Thanks to the releases of Halloween in 1978 and Friday the 13th just two years later, the golden age of slashers that followed meant an endless wave of killers hoping to achieve iconic villain status as well. From masked killers to over-the-top personalities, slashers quickly became something fun and entertaining over scary. Except 1980’s Maniac, a sleazy, grimy psychological slasher that’s narrative is entirely from the killer’s perspective. This meant an intimate, uncomfortable view of serial killer Frank Zito and his scalp collecting hobby.
Character actor Joe Spinell co-wrote Maniac with the intent to play Frank Zito all along. This, combined with director William Lustig (Maniac Cop), makeup effects wizard Tom Savini, and their guerilla-style filmmaking meant a seedy, graphic slasher that the filmmakers didn’t even bother to submit to the MPAA as they knew it’d receive an X-rating.
Spinell is effectively believable as a serial killer, as someone slightly off but authentic; like someone you could easily meet. His unique appearance aside, Spinell did extensive research on numerous serial killers like Ted Bundy, John Wayne Gacy, and David ‘Son of Sam’ Berkowitz to give his screenplay authenticity. Frank Zito displays some characteristics of each, but holds most in common with Ed Gein, giving Frank Zito and Norman Bates very similar mommy issues.
Unlike Norman Bates, though, Frank Zito is a lot more brutal with his victims. Growing up abused by his prostitute mother, Zito has grown up a killer of young women, scalping them and displaying his trophies on mannequins. That the scalping effect was handled by Savini, an artist with an unparalleled ability for delivering realistic gore makeup, meant Frank Zito’s kills were skin-crawlingly gruesome.
There was very little budget for Maniac, which meant that Lustig and Spinell didn’t always have permits to shoot on location in New York. A lot of scenes had to be shot quickly so the cast and crew could flee before the cops showed up. This was the case for the film’s most infamous scene, where Frank Zito borrows a page from David Berkowitz and blows a guy’s head off with a shotgun, causing it to explode.

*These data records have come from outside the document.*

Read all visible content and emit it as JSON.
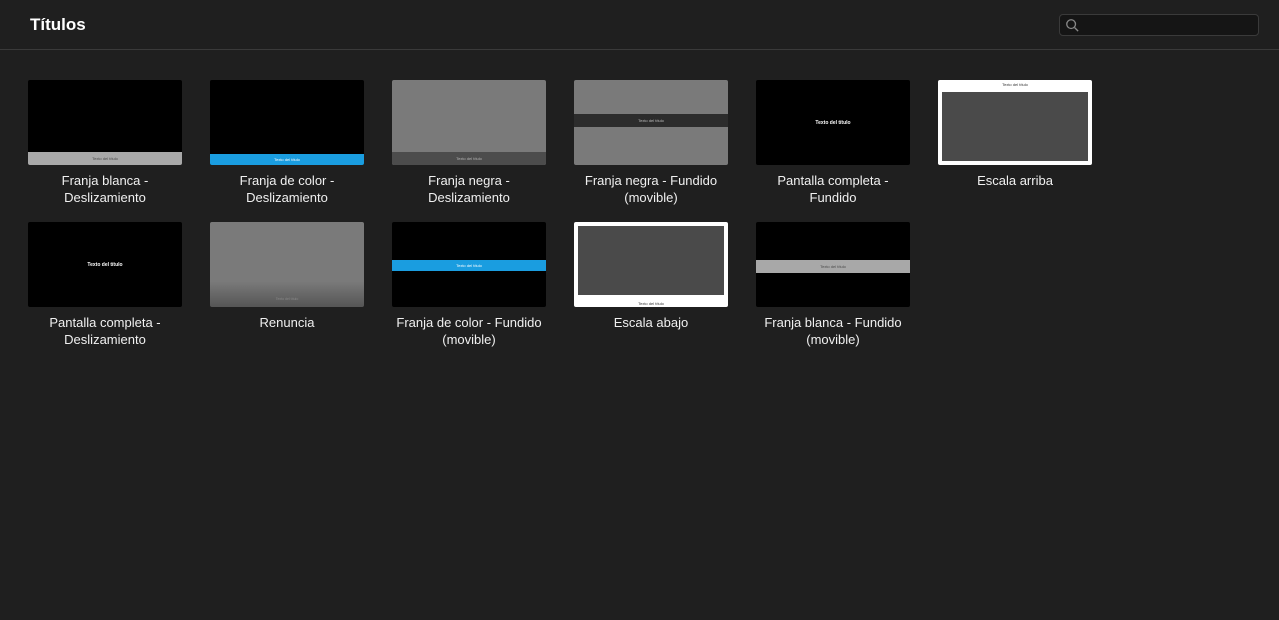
{
  "header": {
    "title": "Títulos",
    "search_placeholder": ""
  },
  "sample_text": "Texto del título",
  "tiles": [
    {
      "label": "Franja blanca - Deslizamiento"
    },
    {
      "label": "Franja de color - Deslizamiento"
    },
    {
      "label": "Franja negra - Deslizamiento"
    },
    {
      "label": "Franja negra - Fundido (movible)"
    },
    {
      "label": "Pantalla completa - Fundido"
    },
    {
      "label": "Escala arriba"
    },
    {
      "label": "Pantalla completa - Deslizamiento"
    },
    {
      "label": "Renuncia"
    },
    {
      "label": "Franja de color - Fundido (movible)"
    },
    {
      "label": "Escala abajo"
    },
    {
      "label": "Franja blanca - Fundido (movible)"
    }
  ]
}
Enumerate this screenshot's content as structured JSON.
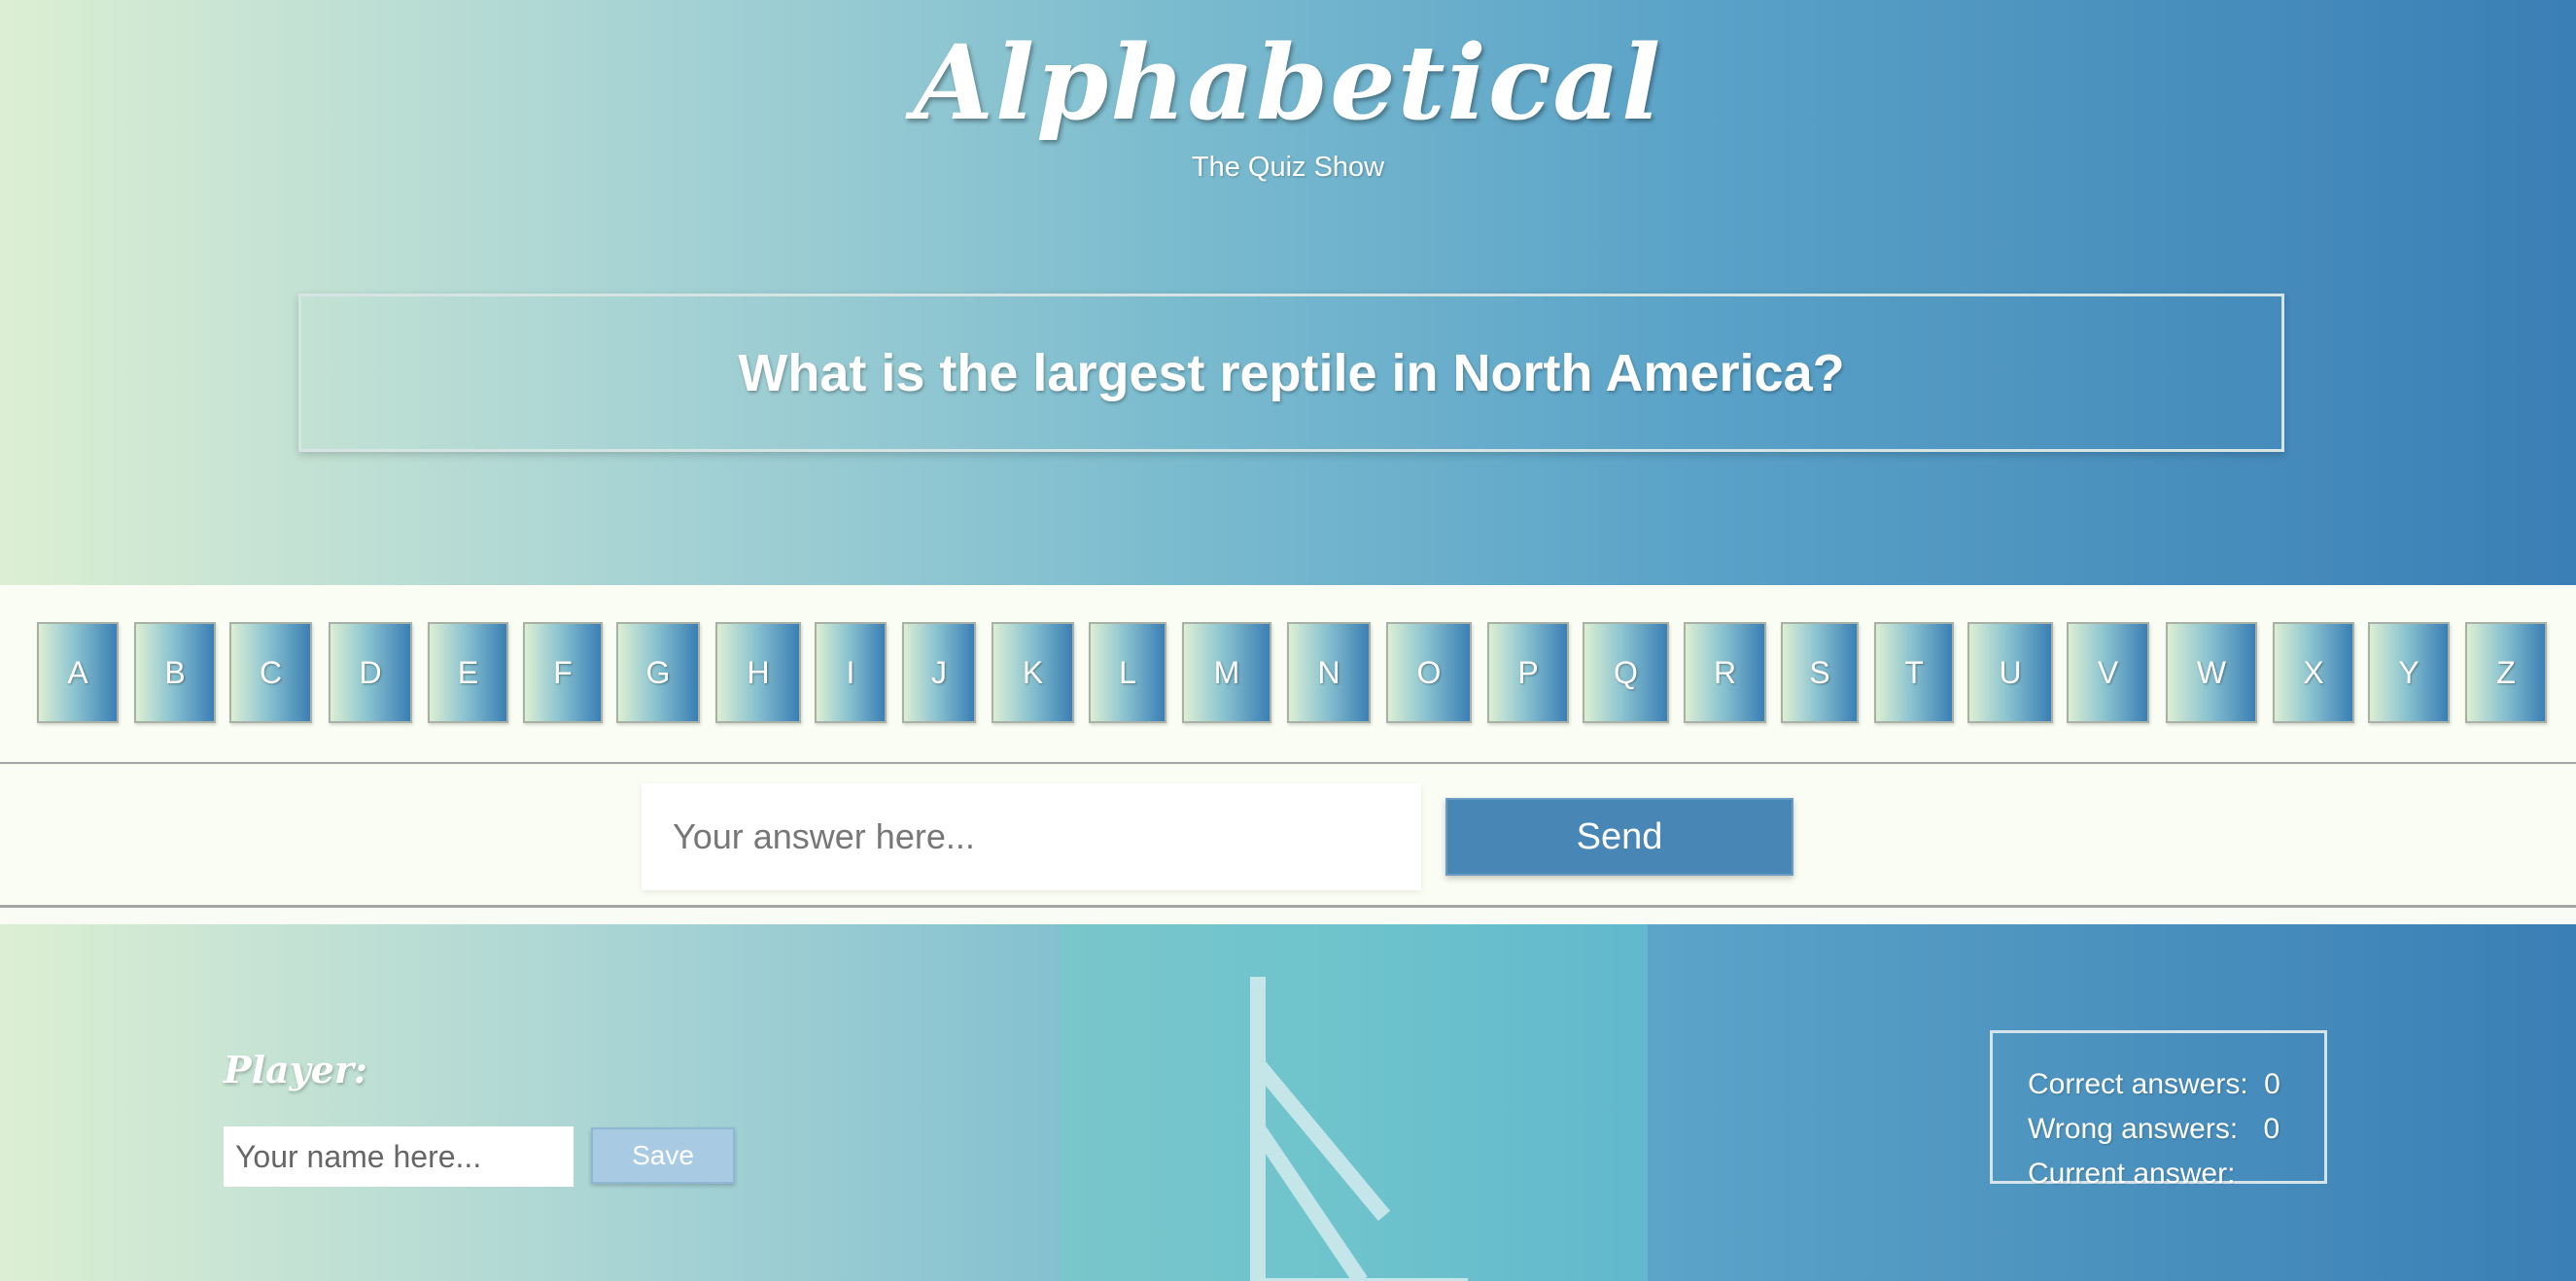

That unwitting guy was played by Tom Savini, since the head used for the effect was molded after him. The dummy of the body was one he used extensively for effects in Dawn of the Dead. With only one small window to nail the scene, Savini pulled the trigger on his own (fake) head. It was this scene that infamously caused film critic Gene Siskel to walk out in disgust.
Spinell and Lustig brought a sense of sleazy realism that made Maniac stand apart in a sea of slashers, but it’s Tom Savini’s work that elevated the film into something remarkable. While he would go on to further perfect his craft in many films that would follow, it was Maniac that really displayed what he could do with no money. That he could recycle the dummies he used in Friday the 13th and Dawn of the Dead covertly, or create believable stabbings and slow, visceral scalpings on a reported budget of a scant $48,000 is why he’s built the reputation that he has for gore effects. The trio of Spinell, Lustig, and Savini brought forth a depraved splatterfest that works because of its rough edges.